We’ll put off for now an evaluation of the mayor’s legacy. Instead, we have been fighting him all of 2008 for what he could have done for the city’s schoolchildren — but has not. That is to fulfill the promise made last year as part of the Campaign for Fiscal Equity lawsuit settlement to increase funding for the schools. The state Legislature and the governor fulfilled that promise and then some by increasing funding to city schools by $600 million this year, even though the state has genuine budget troubles. The city has a $4.5 billion surplus — or more, depending on who’s counting.
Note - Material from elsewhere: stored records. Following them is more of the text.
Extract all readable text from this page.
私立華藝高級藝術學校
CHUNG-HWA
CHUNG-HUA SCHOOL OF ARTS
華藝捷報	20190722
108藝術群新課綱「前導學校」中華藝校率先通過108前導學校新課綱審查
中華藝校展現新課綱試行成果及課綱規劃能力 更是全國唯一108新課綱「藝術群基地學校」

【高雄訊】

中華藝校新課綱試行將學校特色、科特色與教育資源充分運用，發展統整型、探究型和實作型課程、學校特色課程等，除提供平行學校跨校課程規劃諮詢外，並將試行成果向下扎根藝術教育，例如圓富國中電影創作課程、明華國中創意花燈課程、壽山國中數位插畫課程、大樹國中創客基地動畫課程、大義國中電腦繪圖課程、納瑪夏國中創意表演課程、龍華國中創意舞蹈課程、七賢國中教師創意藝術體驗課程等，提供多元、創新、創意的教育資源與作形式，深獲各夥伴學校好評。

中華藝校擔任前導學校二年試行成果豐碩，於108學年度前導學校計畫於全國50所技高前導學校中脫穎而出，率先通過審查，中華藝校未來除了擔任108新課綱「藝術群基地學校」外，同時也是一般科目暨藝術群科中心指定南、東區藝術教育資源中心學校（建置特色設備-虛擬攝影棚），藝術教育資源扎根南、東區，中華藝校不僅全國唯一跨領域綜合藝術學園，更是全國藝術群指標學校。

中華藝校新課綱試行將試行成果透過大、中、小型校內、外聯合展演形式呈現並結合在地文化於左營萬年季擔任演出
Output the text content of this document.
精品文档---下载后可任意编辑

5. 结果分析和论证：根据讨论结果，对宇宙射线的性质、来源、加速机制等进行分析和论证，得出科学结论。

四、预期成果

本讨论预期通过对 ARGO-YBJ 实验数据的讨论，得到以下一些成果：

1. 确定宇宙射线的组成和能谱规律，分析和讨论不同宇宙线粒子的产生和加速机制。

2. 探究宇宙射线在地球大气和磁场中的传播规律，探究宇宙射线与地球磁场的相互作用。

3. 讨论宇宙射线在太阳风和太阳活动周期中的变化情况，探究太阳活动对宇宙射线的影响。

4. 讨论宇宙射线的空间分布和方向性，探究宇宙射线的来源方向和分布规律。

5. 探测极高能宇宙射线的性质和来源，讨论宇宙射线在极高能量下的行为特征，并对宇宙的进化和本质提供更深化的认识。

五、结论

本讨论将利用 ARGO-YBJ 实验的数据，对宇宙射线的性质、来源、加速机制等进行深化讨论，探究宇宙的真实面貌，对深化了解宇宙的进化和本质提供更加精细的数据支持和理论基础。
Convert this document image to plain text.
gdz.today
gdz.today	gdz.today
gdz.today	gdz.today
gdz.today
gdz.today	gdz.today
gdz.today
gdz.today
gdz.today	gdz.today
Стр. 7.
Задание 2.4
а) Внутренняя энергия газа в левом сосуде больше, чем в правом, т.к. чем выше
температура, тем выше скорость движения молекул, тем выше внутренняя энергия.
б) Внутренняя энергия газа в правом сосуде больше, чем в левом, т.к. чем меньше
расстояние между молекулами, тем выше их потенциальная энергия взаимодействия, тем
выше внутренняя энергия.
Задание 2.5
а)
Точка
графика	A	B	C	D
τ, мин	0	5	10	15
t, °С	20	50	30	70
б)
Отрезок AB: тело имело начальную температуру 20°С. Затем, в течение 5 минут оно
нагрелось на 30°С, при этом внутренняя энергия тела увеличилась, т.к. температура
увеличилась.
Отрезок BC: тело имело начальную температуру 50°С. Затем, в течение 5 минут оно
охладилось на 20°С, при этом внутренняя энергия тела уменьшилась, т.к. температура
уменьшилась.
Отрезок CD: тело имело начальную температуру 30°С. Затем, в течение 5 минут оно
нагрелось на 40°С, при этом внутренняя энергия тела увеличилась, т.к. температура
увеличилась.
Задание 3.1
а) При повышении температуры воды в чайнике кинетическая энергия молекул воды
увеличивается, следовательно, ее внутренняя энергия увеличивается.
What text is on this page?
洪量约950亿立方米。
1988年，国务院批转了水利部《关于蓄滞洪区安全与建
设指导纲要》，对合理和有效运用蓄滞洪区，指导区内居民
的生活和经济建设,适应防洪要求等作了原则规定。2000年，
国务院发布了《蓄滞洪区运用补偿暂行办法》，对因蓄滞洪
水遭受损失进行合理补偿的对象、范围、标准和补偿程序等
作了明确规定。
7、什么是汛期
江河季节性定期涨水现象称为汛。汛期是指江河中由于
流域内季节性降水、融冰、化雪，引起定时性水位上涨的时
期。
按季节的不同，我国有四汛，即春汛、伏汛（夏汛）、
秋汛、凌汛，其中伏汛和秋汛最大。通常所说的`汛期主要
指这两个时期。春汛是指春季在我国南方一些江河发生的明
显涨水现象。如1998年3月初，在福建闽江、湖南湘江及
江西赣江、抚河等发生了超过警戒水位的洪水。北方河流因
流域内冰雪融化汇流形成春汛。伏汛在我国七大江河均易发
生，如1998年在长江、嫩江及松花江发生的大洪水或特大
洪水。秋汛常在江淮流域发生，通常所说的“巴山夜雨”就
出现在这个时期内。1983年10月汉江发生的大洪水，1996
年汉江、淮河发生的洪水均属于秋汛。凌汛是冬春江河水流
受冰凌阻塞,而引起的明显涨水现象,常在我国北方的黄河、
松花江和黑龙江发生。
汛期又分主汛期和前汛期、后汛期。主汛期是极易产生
The mayor, by contrast, is giving $450 million less in education funding in his executive budget than he and the City Council promised only last year. If this January’s midterm cuts are any indication, most of that will come out of school budgets, not Tweed’s. Just another wonderful thing for the city’s schoolchildren.

So now it’s up to the City Council. Education Committee Chair Robert Jackson said that he would vote against the budget unless all or most of the school cuts are restored. Councilman Bill de Blasio has offered a resolution to restore most of the cuts — including this year’s midyear cuts — and has 44 co-signers. We urge the rest of the Council to follow suit.

There may be some irony if it takes the City Council to salvage the mayor’s legacy, but never mind: if it forces the mayor to reverse course and keep his promises, the Council will really be doing something wonderful for the city’s schoolchildren.